Per prime l’associazione banche italiane e niente meno che la Bce hanno rappresentato il loro disappunto per la legge sugli extraprofitti, poi è arrivato il Financial Times e il fuoco di fila degli analisti sulle stime di crescita e il ritorno dello spread, ora che il governo annuncia di riformare i crediti inesigibili delle banche e il mercato dei capitali il mondo finanziario non si fida più. E anche un uomo parco di parole – e di azioni – come Giorgetti si spinge a dire “ho paura dei mercati”. Le voci di complotto del sistema finanziario cominciano a girare. Il fortino del vittimismo si sta organizzando: i poteri forti contro Meloni. Il Foglio li prende in giro da giorni con titoli come “Fine del governo Virna Lisi” o “Vieni avanti decretino”. Ma stamani il rimbrotto è arrivato da due voci più che sensibili a destra: il presidente di Confindustria Bonomi ha fatto sapere che non c’è nessun avvisaglia di rischio per l’Italia o trappola dei mercati, semmai il governo faccia correre i 200 miliardi di Pnrr su cui siete è seduto. Poi è arrivato l’editoriale di Galli della Loggia, si potrebbe dire lo sdoganatore culturale di questa destra postfascista e anche di Giorgia Meloni dipinta letteralmente come di “temperamento”, “intuito”, ”tenace”, “moderna”, “disinvolta”; ora dopo averla già avvertita a luglio che alcuna svolta è venuta nella sua politica, le impartisce una lezione di storia dai paragoni illustri: Mussolini e De Gasperi al loro primo governo chiamarono personaggi liberali e dell’establishment per farsi meglio accettare e dimostrare che il cambiamento sarebbe stato gestito con le élite. Perché Meloni non segue l’esempio? Perché non dà spazio al centro, a chi crede di averle aperto le porte del potere. È il secondo avvertimento dalle colonne del Corriere della Sera, mentre Letizia Moratti fiutata l’aria saluta il Terzo polo, già distoltosi da solo, e torna a rendersi disponibile per spostare un po’ più al centro la destra, dal suo salotto.

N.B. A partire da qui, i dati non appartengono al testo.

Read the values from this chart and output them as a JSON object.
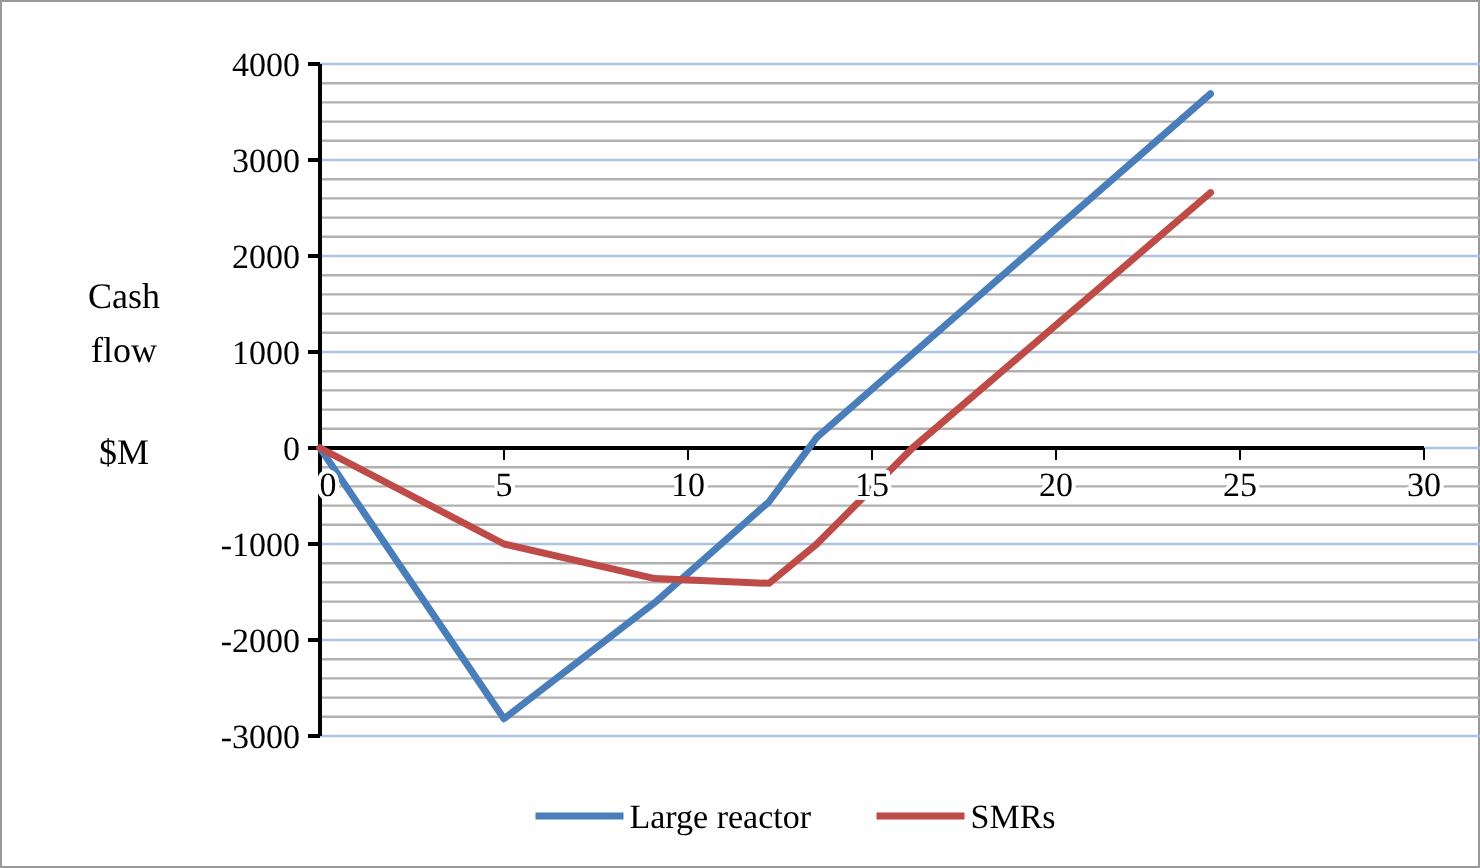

Zelensky è a Washington e la sua non è una visita semplice

(di Martina Stefanoni)

Non è una visita semplice quella di Zelensky, che dopo aver incontrato i leader di Camera e Senato è andato al Pentagono, prima del bilaterale con Joe Biden alla Casa Bianca, dove, secondo quanto si apprende, verrà interrogato approfonditamente sulla situazione sul campo. Già poche ore prima del suo arrivo, un gruppo di repubblicani aveva diffuso una lettera con cui si opponeva alla richiesta di ulteriori 24 miliardi di dollari di nuovi fondi per l’Ucraina avanzata dal presidente Joe Biden. Il tema è molto controverso all’interno della politica statunitense, soprattutto in vista delle elezioni del 2024. Zelensky, parlando con i senatori, ha detto: “Se non riceviamo gli aiuti, perderemo la guerra”. Più complicato è stato l’incontro con lo speaker della camera, il repubblicano Kevin McCharty che, ha infatti subito dopo annuciato che non intende mettere in agenda l’approvazione del pacchetto da 24 miliardi di dollari di aiuti all’Ucraina entro la fine dell’anno, come chiesto invece da Joe Biden. “Abbiamo i nostri problemi fiscali di cui occuparci – ha detto McCarthy – Ci sono 10.000 persone che hanno appena attraversato il confine e il presidente pensa solo all’Ucraina, ha dichiarato McCarthy, che ha comunque descritto il suo incontro con Zelensky “positivo” e “produttivo”. A colpire è soprattutto il confronto con l’apparizione di Zelensky al congresso statunitense di nove mesi fa, quando il presidente ucraino venne accolto con un’ovazione, mentre questa volta gli è stata direttamente negata una sessione congiunta del Congresso che gli avrebbe consentito di rivolgersi a tutti i deputati e i senatori per mancanza di tempo. Il supporto statunitense a Kiev resta, senza ombra di dubbio, ma dopo quasi due anni di guerra, le questioni interne iniziano a scontrarsi con quest’ultimo. Come è successo con la Polonia, che ieri ha annunciato lo stop dell’invio di armi a Kiev a seguito delle polemiche legate al grano ucraino.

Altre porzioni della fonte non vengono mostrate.